Não podemos sequer imaginar o que se passava no coração do nosso Senhor Jesus quando disse na cruz: «Está consumado!» (João 19,30). No Getesêmane, procurou dialogar com o Pai e partilhou com Ele os Seus sentimentos. Ele sabia que Deus é o Omnipotente, o Omnisciente e o Perfeito; e, acima de tudo, sabia que Deus o amava. Como um verdadeiro ser humano, Jesus também tinha medo do que o esperava. Ele não era nenhum "super-homem". Depois de uma intensa luta interior, decidiu confiar em Deus: "seja feita a Tua vontade" (Lc 22,42). Ele conhecia a vontade do Pai e queria cumpri-la até ao fim.
Na cruz, Jesus sentiu-se abandonado por Deus. Isso magoou-o ainda mais do que as suas feridas. No entanto, este sentimento não pôs em causa a sua confiança em Deus. Antes pelo contrário: colocou todo o seu ser nas mãos de Deus. No momento da sua morte, Jesus pôde dizer: «Está consumado». Deus tinha atendido as suas preces e tinha-lhe dado a força para cumprir a sua missão na perfeição.

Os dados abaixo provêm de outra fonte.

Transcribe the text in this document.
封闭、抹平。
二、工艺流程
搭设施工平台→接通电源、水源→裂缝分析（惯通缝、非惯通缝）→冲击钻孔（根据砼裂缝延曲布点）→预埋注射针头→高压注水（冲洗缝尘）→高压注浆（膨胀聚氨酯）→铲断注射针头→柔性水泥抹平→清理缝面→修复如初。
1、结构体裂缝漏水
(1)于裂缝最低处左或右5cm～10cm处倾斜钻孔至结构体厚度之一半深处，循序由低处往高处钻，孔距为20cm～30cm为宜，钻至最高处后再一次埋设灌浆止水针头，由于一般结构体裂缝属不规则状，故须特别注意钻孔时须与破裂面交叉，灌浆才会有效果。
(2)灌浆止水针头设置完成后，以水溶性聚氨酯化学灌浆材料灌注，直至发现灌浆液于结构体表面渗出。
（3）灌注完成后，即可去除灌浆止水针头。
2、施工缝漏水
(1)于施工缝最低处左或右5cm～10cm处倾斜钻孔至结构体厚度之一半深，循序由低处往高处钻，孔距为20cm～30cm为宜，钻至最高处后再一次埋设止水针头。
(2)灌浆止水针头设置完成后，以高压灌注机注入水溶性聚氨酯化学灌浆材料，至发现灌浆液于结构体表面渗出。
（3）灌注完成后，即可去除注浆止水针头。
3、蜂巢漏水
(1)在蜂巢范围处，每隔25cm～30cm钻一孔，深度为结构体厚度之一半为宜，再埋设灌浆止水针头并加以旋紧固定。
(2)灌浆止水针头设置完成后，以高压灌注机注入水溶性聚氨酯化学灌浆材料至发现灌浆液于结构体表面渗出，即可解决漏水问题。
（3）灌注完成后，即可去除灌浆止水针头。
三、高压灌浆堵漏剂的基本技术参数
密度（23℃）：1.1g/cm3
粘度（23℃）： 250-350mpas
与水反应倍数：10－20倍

Tal como Jesus, mantenhamo-nos em contacto com Deus. Confiemos-lhe tudo, tudo mesmo: as nossas alegrias, as nossas preocupações, os nossos medos, as nossas perguntas, as nossas dúvidas, os nossos desejos. Aprendamos a confiar em Deus – no Seu poder, na Sua sabedoria e no Seu amor. Este processo de aprendizagem exige, por vezes, intensas batalhas interiores. Ao orarmos: "Seja feita a tua vontade", pedimos a Deus que nos dê a força para o fazer. Deus atenderá esta oração.